In a region that had not seen polio for nearly a decade, in the last 12 months poliovirus has been detected in sewage samples from Egypt, Israel, the West Bank and Gaza Strip.

The outbreak of paralytic polio among children in Syria has catalysed the current mass response. The first polio outbreak in the country since 1999, it has so far left 10 children paralyzed, and poses a risk of paralysis to hundreds of thousands of children across the region.

Preliminary evidence indicates that the poliovirus is of Pakistani origin and is similar to the strain detected in Egypt, Israel, the West Bank and Gaza Strip.

UNICEF has procured 1.35 billion doses of oral polio vaccine (OPV) to date in 2013 and by the end of the year will have procured up to 1.7 billion doses to meet increased demand.

The unprecedented response to polio virus circulation in the region includes plans for a six-month sustained effort of intense immunisation activity.

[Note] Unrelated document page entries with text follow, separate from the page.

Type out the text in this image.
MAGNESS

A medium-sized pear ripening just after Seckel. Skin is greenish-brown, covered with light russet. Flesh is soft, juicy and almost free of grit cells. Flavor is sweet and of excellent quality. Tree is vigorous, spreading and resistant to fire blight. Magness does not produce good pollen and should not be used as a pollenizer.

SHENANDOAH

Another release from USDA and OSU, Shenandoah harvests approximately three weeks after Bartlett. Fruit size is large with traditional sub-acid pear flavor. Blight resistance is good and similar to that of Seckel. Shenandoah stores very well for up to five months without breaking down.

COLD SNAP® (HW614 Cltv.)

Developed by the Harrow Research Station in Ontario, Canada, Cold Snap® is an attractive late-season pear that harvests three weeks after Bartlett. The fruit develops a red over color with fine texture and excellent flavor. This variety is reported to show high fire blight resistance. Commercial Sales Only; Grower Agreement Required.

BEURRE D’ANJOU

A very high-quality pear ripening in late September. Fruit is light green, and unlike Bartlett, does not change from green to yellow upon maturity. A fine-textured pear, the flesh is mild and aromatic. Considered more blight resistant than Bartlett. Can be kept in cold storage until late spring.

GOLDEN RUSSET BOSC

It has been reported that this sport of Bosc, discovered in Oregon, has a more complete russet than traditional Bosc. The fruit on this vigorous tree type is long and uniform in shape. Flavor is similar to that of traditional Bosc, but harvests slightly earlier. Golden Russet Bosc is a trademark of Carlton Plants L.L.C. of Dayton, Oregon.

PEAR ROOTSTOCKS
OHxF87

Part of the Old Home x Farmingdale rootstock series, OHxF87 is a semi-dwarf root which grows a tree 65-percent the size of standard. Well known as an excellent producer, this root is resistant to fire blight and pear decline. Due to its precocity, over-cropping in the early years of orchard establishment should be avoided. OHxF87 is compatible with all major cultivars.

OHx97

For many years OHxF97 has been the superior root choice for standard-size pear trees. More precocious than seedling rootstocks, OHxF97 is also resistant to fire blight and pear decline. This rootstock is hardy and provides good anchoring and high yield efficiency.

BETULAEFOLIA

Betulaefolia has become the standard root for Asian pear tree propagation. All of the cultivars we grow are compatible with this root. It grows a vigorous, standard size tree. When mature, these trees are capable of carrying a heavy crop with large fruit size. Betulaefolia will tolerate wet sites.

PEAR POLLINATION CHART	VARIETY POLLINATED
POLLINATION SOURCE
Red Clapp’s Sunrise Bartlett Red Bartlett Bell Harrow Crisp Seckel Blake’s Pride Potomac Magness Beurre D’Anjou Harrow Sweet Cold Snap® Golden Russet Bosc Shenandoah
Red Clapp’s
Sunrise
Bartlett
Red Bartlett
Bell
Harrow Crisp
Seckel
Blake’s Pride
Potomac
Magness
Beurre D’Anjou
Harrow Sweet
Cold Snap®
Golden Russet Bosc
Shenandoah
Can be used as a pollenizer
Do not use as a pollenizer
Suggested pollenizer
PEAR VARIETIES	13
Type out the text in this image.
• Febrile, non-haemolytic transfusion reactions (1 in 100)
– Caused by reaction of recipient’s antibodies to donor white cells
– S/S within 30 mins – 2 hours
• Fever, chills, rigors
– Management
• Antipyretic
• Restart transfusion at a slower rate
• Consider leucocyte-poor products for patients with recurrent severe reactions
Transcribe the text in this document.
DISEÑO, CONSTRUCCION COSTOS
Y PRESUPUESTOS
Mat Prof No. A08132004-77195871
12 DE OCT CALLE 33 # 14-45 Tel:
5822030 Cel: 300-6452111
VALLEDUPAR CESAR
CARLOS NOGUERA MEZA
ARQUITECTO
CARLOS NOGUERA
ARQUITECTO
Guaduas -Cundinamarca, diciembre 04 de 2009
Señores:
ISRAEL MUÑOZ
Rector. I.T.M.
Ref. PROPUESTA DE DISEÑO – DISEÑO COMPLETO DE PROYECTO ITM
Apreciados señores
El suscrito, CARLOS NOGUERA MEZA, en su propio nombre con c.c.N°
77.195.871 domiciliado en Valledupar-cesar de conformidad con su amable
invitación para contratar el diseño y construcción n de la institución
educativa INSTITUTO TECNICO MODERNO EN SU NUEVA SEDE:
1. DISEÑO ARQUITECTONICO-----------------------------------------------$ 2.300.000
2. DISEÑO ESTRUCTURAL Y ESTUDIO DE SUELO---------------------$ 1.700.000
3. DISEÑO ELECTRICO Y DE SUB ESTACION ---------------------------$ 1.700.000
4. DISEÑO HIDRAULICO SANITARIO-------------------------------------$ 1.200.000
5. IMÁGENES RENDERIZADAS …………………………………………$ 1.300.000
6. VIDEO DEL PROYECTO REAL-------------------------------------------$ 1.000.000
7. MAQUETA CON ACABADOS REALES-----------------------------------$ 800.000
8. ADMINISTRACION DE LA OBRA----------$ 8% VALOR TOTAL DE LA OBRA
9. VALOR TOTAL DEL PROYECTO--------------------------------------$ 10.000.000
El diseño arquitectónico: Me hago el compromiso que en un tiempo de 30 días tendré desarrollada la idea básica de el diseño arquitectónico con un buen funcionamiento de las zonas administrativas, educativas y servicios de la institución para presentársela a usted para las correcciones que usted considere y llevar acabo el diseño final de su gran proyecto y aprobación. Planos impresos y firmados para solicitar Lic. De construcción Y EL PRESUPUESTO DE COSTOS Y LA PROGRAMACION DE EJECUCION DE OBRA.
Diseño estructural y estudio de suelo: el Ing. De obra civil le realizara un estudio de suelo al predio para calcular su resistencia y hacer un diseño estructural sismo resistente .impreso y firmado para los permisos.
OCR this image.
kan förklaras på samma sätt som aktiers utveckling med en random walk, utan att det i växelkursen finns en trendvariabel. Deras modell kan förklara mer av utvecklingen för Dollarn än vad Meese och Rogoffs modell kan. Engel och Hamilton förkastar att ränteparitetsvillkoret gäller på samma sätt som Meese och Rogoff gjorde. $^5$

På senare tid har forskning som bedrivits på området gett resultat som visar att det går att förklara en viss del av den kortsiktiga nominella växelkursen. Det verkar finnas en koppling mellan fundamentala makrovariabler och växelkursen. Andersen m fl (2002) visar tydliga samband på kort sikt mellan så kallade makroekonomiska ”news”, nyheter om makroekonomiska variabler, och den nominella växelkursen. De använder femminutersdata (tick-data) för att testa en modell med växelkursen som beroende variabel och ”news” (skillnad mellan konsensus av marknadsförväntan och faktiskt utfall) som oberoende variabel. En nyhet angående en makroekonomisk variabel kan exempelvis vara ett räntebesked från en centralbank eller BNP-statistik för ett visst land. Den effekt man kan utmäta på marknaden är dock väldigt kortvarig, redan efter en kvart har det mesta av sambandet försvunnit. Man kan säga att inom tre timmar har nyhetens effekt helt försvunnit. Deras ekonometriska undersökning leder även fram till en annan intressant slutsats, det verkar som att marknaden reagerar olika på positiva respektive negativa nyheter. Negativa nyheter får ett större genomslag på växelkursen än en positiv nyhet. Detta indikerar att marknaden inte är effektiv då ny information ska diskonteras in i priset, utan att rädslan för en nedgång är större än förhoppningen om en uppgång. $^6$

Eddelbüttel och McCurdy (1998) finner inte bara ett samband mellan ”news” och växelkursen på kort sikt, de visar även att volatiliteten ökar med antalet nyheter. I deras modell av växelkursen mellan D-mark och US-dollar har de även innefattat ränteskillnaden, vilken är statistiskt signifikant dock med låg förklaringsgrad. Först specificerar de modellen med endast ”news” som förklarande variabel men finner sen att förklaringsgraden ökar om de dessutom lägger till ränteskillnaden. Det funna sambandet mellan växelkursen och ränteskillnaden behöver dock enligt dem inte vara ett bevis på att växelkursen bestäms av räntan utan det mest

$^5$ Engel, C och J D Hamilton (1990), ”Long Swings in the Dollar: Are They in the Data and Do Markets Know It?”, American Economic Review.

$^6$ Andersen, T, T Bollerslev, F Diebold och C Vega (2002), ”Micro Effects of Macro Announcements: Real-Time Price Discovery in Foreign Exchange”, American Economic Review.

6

The campaign targets 1.6 million children in Syria; over 18,800 children in Jordan and thousands in Iraq, where a vaccination campaign has started in the west of the country,

Lebanon’s nationwide campaign begins later this week and Turkey and Egypt by mid-November.

Syria’s immunisation rates have plummeted from more than 90% before the conflict to currently 68%.

According to the WHO, the polio virus usually infects children in unsanitary conditions through faecal-oral transmission associated with close person to person contact and consumption of food and drink contaminated with faeces.

It attacks the nerves and can kill or paralyse, spreading widely and unnoticed before it starts crippling children.

For every one case of polio, 200 children can be infected. There is no cure for polio – it can only be prevented through immunisation.

Since 1988, vaccination has reduced polio by more than 99% worldwide, and the disease is slated for complete eradication.